A Câmara dos Deputados aprovou nesta quarta-feira (1º) o projeto que amplia a faixa de isenção do Imposto de Renda (IR) para trabalhadores com renda mensal de até R$ 5 mil. A proposta ainda precisa ser analisada pelo Senado Federal e, se aprovada, seguirá para sanção do presidente Luiz Inácio Lula da Silva (PT).
O texto, relatado pelo deputado Arthur Lira (PP-AL), foi enviado pelo governo ao Congresso em março e cumpre promessa da campanha presidencial de 2022. Atualmente, a tabela do IR isenta rendas de até R$ 3.036. Com a mudança, cerca de 26,6 milhões de brasileiros deixarão de pagar o imposto, o equivalente a 65% dos declarantes.
Além da isenção para rendimentos de até R$ 5 mil mensais (ou R$ 60 mil ao ano), haverá descontos para quem recebe até R$ 7.350. Para compensar a perda de arrecadação — estimada em R$ 25,8 bilhões em 2026 —, a proposta prevê uma alíquota progressiva de até 10% sobre rendimentos acima de R$ 600 mil por ano, incidindo principalmente sobre lucros e dividendos, hoje livres de IR.
Segundo o relatório, mesmo com a ampliação da faixa de isenção, haverá uma sobra de R$ 12,7 bilhões até 2027, que será usada para reduzir a alíquota da Contribuição sobre Bens e Serviços (CBS), criada na Reforma Tributária.
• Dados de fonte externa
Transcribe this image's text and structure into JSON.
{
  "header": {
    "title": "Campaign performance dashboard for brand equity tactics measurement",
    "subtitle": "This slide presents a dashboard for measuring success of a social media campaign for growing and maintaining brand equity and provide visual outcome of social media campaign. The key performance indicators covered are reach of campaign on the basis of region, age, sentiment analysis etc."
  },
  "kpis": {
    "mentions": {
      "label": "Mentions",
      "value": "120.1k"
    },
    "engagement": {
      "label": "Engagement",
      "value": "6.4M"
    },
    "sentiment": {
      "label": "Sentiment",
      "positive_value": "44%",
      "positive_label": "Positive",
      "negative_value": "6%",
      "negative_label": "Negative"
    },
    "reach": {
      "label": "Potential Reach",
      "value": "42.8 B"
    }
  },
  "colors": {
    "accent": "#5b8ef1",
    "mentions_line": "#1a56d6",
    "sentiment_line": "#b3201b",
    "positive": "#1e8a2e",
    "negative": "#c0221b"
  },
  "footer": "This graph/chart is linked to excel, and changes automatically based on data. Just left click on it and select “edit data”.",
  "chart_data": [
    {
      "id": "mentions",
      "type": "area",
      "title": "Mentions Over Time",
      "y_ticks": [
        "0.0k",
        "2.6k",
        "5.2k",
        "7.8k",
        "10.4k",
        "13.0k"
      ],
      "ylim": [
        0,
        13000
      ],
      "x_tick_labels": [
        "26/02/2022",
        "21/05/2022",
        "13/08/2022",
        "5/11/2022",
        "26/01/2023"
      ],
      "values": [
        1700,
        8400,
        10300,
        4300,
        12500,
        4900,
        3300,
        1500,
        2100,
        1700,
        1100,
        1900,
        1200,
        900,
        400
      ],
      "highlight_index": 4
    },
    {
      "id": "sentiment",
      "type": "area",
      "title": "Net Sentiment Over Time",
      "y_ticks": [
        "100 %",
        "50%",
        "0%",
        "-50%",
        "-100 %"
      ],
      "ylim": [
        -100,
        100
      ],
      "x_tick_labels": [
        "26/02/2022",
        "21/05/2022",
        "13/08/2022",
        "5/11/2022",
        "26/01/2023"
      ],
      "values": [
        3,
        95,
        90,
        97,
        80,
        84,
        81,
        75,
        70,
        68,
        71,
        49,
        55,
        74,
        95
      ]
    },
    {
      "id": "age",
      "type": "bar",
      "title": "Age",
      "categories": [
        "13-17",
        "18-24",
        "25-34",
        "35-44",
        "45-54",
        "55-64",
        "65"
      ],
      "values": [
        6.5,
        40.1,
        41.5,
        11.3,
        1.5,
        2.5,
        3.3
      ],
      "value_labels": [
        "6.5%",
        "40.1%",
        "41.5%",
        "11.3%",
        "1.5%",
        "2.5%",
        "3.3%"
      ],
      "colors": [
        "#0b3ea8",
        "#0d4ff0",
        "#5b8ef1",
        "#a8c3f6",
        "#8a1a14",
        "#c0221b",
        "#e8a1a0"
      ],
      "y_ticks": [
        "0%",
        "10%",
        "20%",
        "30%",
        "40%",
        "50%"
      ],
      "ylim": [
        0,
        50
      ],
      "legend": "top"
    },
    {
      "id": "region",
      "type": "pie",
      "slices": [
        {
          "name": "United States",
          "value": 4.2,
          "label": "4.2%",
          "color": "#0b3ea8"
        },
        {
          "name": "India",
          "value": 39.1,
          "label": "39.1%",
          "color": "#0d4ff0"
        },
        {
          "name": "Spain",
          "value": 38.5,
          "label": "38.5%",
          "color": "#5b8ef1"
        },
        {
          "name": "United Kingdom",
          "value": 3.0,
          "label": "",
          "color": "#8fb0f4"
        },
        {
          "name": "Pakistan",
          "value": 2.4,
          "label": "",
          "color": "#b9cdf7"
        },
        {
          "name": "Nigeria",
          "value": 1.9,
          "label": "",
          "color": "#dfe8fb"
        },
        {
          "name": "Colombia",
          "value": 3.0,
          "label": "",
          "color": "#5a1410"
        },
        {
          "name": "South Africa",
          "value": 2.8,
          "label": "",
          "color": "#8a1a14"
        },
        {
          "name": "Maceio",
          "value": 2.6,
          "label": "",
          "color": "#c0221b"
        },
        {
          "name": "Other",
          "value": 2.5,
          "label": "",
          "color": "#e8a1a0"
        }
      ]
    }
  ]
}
Parte da arrecadação extra será destinada automaticamente a estados e municípios, de modo a evitar perdas de receita.
O presidente da Câmara, Hugo Motta (Republicanos-PB), destacou o caráter social da medida:
“A ampliação do imposto de renda é um avanço da justiça social do país, garantindo mais dinheiro no bolso do trabalhador que ganha até R$ 5 mil. Esta não é apenas uma mudança técnica, é um alívio direto para milhões de pessoas, que fortalece a economia e garante comida na mesa.”
Se aprovada, a medida consolidará uma das maiores ampliações da faixa de isenção do IR já feitas no país, com impacto direto no orçamento de milhões de trabalhadores.